Yes. Cooked carrion probably lasts longer.
“You could’ve gotten those things off him the instant you walked in the door,” Lerna adds.
You blink. Then it registers in your mind that this statement was an attack. It’s so mildly delivered, from such an unexpected quarter, that you’re too surprised to be angry. “I couldn’t,” you say. “At least, I didn’t know I could. Alabaster—”
“I don’t expect anything from him. He came to die here, not live here.” Lerna pivots to face you, and all of a sudden you realize that his placid manner has been concealing absolute rage. His gaze is cool, but it’s visible in everything else: his white lips, the flex of muscle in his jaw, his flaring nostrils. “Why are you here, Essun?”

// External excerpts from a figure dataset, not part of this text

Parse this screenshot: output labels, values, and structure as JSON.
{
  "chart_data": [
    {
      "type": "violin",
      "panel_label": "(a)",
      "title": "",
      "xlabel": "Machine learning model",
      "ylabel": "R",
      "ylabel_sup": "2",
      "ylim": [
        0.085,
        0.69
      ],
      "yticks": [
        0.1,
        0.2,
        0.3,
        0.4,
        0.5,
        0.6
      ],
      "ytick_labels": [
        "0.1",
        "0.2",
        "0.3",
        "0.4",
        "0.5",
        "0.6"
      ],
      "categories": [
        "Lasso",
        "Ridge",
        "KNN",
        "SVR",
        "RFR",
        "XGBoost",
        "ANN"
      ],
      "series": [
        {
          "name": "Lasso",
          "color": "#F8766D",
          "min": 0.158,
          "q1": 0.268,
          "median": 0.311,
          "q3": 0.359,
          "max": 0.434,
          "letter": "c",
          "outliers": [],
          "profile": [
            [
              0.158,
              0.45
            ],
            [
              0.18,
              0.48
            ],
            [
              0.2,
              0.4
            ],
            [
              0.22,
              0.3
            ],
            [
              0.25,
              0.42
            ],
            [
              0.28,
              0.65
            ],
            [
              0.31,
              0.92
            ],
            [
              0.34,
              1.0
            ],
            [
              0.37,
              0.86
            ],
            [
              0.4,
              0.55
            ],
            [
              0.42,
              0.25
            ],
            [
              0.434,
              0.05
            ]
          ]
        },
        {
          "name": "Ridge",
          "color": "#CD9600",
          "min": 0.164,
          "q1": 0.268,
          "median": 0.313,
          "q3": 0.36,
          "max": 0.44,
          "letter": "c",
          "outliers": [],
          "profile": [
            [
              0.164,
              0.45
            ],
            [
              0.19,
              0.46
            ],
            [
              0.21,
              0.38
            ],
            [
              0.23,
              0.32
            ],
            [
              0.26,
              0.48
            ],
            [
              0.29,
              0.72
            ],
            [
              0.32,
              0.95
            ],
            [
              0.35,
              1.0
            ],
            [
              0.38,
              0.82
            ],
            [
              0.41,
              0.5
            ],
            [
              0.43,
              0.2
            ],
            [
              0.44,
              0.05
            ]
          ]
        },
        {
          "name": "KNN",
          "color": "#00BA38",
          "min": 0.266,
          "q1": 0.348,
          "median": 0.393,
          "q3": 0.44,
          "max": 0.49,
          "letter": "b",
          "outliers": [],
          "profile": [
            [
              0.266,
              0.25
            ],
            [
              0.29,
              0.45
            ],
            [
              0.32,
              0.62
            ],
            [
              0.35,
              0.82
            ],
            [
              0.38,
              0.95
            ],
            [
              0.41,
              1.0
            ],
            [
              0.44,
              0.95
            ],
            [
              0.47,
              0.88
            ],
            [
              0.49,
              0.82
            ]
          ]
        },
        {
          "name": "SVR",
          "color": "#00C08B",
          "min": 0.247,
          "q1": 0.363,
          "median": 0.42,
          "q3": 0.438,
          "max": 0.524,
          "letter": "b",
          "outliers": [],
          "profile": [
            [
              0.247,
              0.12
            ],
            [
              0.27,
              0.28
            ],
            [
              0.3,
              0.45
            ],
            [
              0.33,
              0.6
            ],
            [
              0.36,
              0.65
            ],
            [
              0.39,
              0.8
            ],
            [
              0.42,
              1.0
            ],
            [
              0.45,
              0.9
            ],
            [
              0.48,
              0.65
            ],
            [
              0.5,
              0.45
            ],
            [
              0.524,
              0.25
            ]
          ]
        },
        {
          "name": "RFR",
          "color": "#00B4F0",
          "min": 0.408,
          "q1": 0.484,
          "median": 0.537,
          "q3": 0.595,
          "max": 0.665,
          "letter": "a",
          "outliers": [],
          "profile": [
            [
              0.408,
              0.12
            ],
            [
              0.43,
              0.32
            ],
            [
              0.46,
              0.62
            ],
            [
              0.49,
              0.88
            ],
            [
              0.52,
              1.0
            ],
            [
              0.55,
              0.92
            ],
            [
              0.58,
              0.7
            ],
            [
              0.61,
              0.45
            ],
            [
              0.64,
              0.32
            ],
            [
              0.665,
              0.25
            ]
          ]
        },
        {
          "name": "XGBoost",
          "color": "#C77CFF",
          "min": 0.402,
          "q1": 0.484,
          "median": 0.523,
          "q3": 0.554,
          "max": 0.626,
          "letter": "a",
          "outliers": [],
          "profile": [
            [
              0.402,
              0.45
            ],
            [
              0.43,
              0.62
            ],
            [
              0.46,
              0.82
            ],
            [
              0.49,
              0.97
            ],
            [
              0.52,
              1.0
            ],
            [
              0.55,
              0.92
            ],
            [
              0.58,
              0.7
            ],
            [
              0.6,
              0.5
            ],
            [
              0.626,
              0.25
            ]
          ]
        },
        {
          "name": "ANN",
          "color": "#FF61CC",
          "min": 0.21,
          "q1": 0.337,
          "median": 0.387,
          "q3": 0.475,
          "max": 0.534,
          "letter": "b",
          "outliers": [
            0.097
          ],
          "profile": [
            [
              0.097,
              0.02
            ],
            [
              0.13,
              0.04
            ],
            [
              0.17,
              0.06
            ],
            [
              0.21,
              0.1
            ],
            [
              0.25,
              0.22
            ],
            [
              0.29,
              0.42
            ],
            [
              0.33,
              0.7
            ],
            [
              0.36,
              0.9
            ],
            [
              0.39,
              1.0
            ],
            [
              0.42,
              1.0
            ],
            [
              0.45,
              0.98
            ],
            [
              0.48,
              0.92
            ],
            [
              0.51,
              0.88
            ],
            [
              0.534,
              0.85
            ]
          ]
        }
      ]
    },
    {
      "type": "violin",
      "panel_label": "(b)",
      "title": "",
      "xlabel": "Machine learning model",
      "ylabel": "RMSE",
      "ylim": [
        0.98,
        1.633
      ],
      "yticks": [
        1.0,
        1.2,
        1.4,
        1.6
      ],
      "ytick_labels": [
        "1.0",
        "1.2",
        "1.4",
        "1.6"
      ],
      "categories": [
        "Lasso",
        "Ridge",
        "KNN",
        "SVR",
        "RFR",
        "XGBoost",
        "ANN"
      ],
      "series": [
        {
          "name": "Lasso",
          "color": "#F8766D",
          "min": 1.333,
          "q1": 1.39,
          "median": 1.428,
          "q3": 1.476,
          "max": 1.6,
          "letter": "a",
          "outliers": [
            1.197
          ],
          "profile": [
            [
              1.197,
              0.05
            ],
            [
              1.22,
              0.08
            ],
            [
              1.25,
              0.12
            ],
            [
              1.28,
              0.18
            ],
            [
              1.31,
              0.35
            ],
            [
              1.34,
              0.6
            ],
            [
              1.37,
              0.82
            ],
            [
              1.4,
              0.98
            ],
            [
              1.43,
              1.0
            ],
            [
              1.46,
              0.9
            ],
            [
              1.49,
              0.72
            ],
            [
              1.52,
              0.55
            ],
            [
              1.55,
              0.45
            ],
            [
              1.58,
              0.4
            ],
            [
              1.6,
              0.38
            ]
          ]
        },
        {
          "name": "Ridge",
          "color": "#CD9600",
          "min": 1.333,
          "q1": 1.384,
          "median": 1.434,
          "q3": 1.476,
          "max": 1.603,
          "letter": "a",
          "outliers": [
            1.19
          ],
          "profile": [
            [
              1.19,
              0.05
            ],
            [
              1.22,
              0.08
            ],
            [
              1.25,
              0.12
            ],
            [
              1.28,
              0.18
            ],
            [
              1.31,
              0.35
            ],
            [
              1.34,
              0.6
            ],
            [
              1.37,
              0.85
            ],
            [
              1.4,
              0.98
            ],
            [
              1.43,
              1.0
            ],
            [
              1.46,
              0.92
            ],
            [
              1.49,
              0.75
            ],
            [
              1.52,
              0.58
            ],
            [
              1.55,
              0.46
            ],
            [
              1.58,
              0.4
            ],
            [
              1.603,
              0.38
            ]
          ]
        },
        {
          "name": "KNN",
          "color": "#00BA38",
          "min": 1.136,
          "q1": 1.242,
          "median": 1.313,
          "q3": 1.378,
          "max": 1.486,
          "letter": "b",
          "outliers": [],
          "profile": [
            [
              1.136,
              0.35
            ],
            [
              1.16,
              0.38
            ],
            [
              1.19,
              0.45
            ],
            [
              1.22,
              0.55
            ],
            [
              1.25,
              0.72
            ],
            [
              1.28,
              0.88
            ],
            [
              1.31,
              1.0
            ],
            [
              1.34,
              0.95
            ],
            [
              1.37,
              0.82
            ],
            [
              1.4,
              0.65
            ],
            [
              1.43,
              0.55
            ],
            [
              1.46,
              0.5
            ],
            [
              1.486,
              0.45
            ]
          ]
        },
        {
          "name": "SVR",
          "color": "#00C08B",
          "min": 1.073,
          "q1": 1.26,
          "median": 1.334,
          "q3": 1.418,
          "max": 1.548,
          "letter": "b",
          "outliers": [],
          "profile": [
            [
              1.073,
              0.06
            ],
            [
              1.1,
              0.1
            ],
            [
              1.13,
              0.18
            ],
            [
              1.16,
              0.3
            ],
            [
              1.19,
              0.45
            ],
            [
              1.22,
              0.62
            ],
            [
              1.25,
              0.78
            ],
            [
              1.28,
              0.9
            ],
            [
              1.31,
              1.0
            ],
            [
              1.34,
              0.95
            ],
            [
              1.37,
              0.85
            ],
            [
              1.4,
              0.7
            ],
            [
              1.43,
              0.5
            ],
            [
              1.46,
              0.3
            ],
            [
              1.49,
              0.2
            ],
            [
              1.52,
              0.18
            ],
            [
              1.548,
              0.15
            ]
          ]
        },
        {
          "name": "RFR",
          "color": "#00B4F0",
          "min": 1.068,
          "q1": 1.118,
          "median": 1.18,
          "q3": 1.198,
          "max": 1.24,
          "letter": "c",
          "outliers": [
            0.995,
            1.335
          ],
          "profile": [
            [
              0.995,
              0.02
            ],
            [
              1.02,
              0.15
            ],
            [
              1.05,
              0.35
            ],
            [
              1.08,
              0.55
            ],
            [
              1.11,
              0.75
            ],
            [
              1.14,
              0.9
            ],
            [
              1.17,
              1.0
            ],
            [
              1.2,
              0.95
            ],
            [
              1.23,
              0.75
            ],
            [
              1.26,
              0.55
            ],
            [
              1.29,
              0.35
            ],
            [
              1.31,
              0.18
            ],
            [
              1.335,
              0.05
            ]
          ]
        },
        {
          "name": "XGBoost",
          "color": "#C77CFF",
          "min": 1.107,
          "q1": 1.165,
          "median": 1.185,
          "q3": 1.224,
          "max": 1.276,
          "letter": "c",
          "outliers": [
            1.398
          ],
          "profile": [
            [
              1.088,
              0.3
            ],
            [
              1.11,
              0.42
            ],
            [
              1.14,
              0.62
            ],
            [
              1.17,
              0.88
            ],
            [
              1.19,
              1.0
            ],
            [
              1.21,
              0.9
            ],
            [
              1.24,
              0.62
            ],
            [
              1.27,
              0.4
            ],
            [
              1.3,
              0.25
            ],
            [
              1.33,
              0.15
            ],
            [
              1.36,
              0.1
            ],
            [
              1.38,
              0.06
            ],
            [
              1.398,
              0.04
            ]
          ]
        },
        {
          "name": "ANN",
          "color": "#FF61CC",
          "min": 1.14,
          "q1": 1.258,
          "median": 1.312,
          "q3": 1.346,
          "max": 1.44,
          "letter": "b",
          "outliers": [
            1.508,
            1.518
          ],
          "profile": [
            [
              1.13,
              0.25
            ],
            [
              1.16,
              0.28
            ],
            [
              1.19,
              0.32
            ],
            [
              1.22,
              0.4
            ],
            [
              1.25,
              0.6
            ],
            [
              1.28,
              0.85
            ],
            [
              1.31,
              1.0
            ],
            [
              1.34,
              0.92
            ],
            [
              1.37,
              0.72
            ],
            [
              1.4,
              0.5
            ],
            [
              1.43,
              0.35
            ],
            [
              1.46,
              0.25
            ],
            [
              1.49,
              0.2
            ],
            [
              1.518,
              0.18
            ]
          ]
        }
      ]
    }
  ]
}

You flinch. “You know why. I came to find Nassun.”
“Nassun’s out of your reach. Your goals have changed; now you’re here to survive, same as the rest of us. Now you’re one of us.” His lip curls in something that might be contempt. “I’m saying this because if I don’t make you understand, you might have a rusting fit and kill us all.”
You open your mouth to reply. He takes a step toward you, though, and it’s so aggressive that you actually sit up. “Tell me you won’t, Essun. Tell me I won’t have to leave this comm in the dead of the night, hoping nobody you’ve pissed off catches me and slits my throat. Tell me I’m not going to have to go back out there, to fight for my life and watch people I try to help die again and again and again, until I get eaten by rusting bugs—”
He cuts himself off with a choked sound, turning away sharply. You stare at his tense back and say nothing, because there’s nothing you can say. This is the second time he’s mentioned your murder of Tirimo. And is that surprising? He was born there, grew up there; Lerna’s mother was still living there when you left. You think. Maybe you killed her, too, that last day.